Nach den Plädoyers werden die Mitglieder der Jury beraten, um über Schuld oder Unschuld Chauvins zu befinden. Dabei gibt es keine zeitliche Vorgabe. Der schwerwiegendste Anklagepunkt gegen ihn lautet Mord zweiten Grades ohne Vorsatz. Darauf stehen im US-Bundesstaat Minnesota bis zu 40 Jahre Haft. Zudem wird Chauvin auch Mord dritten Grades vorgeworfen, was mit bis zu 25 Jahren Haft geahndet werden kann. Auch muss er sich wegen Totschlags zweiten Grades verantworten, worauf zehn Jahre Haft stehen. Chauvin hat auf nicht schuldig plädiert.

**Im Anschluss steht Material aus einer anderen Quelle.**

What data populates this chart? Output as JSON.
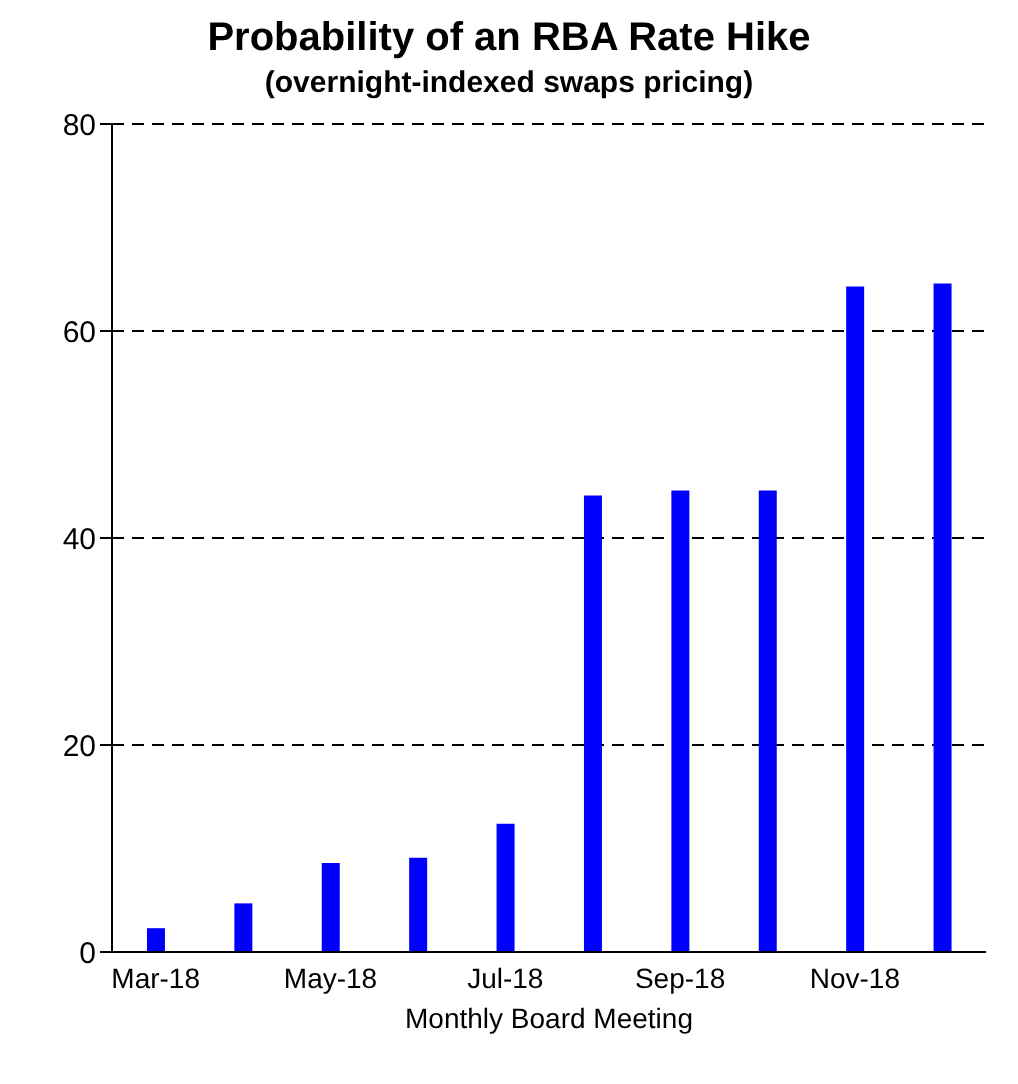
{
  "chart_data": {
    "type": "bar",
    "title": "Probability of an RBA Rate Hike",
    "subtitle": "(overnight-indexed swaps pricing)",
    "xlabel": "Monthly Board Meeting",
    "categories": [
      "Mar-18",
      null,
      "May-18",
      null,
      "Jul-18",
      null,
      "Sep-18",
      null,
      "Nov-18",
      null
    ],
    "values": [
      2.3,
      4.7,
      8.6,
      9.1,
      12.4,
      44.1,
      44.6,
      44.6,
      64.3,
      64.6
    ],
    "color": "#0000ff",
    "ylim": [
      0,
      80
    ],
    "yticks": [
      0,
      20,
      40,
      60,
      80
    ],
    "grid": "y"
  }
}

Der 46 Jahre alte Floyd war am 25. Mai vergangenen Jahres in Minneapolis bei einer Festnahme ums Leben gekommen. Videos dokumentierten, wie Polizisten den unbewaffneten Mann zu Boden drückten. Chauvin presste dabei sein Knie rund neun Minuten lang in Floyds Hals, während dieser flehte, ihn atmen zu lassen.

Zeichen gegen Polizeigewalt erhofft

Der Tod von Floyd hat trotz Pandemie wochenlange Proteste und Demonstrationen gegen Rassismus und Polizeigewalt ausgelöst. Geändert hat sich bisher wenig. Seit Prozessbeginn am 29. März wurden jeden Tag im Schnitt drei weitere Menschen durch Polizisten im Einsatz getötet, berichtete die „New York Times“ („NYT“). Viele Menschen hoffen, dass das Urteil im Floyd-Prozess ein Zeichen gegen Rassismus und Polizeigewalt setzt und gegen Straffreiheit der Sicherheitskräfte.

Dutzende Menschen halten vor dem George Floyd Memorial in Minneapolis ihre Hände in die Höhe
APA/AFP/Kerem Yucel
Der Tod Floyds löste eine Protestwelle gegen Rassismus und Polizeigewalt aus

Es wird erwartet, dass es im Falle eines Freispruchs oder einer kurzen Haftstrafe für Chauvin erneut zu Protesten kommen wird. Bereits seit rund einer Woche finden im Großraum Minneapolis immer wieder Proteste statt. Auslöser dafür: ein tödlicher Schuss einer weißen Polizistin auf einen 20-jährigen Schwarzen, Daunte Wright, bei einer Verkehrskontrolle.